Quand Phidias eut achevé sa statue de Jupiter Olympien, un ami lui demanda comment il avait pu saisir dans l'ivoire cette tête de Jupiter qui semblait empruntée au ciel; il répondit qu'il s'était servi, comme d'un maître, des vers suivants d'llomère.

VALERIUS MAXIMUS.

Thétis monte au matin dans les hauteurs des cieux;

Elle trouve à l'écart Jupiter, roi des Dieux;
De l'Olympe il tenait la cime éblouissante;

La Déesse lui passe une main caressante

Autour du menton; l'autre a pressé ses genoux;

Elle parle au Dieu-roi de son ton le plus doux :

O père Jupiter, si je fus toujours prête

A servir tes desseins, accorde ma requête :
Donne à mon fils la gloire; il n'a qu'un court instant
A vivre sur la terre; Agamemnon pourtant
L'outrage, il lui retient sa part de la victoire;

Dieu des sages conseils, prends souci de sa gloire :

Ordonne: aussi longtemps que souffrira l'honneur

D'Achille, aussi longtemps qu'Hector soit le vainqueur!

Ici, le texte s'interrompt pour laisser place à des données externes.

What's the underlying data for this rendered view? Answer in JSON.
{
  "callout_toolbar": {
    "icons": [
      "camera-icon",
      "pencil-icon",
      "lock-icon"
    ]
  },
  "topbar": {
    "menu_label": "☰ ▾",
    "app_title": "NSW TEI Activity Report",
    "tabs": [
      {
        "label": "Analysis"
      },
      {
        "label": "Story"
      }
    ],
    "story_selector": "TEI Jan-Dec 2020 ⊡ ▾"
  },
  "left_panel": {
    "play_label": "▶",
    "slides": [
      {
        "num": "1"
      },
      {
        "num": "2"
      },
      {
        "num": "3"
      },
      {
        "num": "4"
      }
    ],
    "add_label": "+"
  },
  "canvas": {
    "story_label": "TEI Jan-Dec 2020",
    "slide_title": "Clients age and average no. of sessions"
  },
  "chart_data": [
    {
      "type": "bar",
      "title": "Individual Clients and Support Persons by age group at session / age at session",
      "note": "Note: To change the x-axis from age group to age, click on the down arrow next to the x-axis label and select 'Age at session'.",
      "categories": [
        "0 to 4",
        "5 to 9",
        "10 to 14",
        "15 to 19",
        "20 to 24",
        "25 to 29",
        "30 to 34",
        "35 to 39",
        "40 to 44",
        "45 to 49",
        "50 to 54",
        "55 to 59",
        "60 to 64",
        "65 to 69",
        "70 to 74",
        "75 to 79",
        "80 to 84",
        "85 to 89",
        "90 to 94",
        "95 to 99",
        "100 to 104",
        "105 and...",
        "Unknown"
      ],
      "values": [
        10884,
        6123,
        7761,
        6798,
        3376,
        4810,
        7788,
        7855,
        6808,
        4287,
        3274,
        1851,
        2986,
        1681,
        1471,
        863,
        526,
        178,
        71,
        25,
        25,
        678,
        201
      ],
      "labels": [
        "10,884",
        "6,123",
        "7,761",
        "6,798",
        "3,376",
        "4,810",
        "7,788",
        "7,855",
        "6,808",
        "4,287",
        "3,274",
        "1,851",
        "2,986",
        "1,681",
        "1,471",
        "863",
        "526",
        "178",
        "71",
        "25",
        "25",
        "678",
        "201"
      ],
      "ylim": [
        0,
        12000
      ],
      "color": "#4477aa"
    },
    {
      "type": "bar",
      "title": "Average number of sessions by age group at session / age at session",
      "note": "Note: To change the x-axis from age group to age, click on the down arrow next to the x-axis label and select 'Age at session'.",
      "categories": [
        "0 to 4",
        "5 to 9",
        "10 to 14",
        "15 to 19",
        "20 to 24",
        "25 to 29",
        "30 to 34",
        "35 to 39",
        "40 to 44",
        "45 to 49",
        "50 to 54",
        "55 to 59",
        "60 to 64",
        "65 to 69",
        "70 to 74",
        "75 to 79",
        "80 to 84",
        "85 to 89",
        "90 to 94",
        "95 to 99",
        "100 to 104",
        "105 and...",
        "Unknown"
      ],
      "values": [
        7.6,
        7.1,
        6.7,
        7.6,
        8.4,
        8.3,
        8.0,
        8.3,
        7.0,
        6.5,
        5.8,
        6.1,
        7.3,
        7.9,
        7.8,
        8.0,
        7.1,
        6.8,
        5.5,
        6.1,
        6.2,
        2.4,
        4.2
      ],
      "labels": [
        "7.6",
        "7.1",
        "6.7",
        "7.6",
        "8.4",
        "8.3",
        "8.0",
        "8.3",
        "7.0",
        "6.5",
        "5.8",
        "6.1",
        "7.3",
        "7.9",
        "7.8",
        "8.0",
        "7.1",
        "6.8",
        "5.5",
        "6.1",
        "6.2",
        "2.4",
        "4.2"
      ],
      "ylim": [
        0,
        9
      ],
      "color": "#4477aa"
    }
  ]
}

Elle dit; mais le Dieu qui roule les nuages

Reste muct; Thétis, à ces mauvais présages,

S'attache à ses genoux et parle en mots pressants :
Puisque tu ne crains rien, réponds; promets, consens,
Ou refuse, et qu'au moins, dissipant tous mes doutes,
Je sache si je suis méprisée entre toutes !

Le Dieu répond, après un soupir plein d'effroi :
Quels désastres, Thétis, quand, suscité par toi,
Dans le cœur de Junon j'allumerai l'orage
Et que ses cris blessants provoqueront ma rage!
Junon sans cesse, auprès des Dieux Olympiens,
Me querelle et prétend que je sers les Troyens.
Quitte-moi donc et crains qu'elle ne nous regarde;
J'accomplirai tes vœux et prends tout sous ma garde.
Va, ce que je promets, tu le tiendras pour vrai ;
Car d'un signe du front je le confirmerai ;
Venant de moi, ce signe annonce à l'Empyrée
Ma résolution immuable et sacrée;

Point de loi révocable et point de serment vain
Lorsque j'ai consenti, d'un geste souverain!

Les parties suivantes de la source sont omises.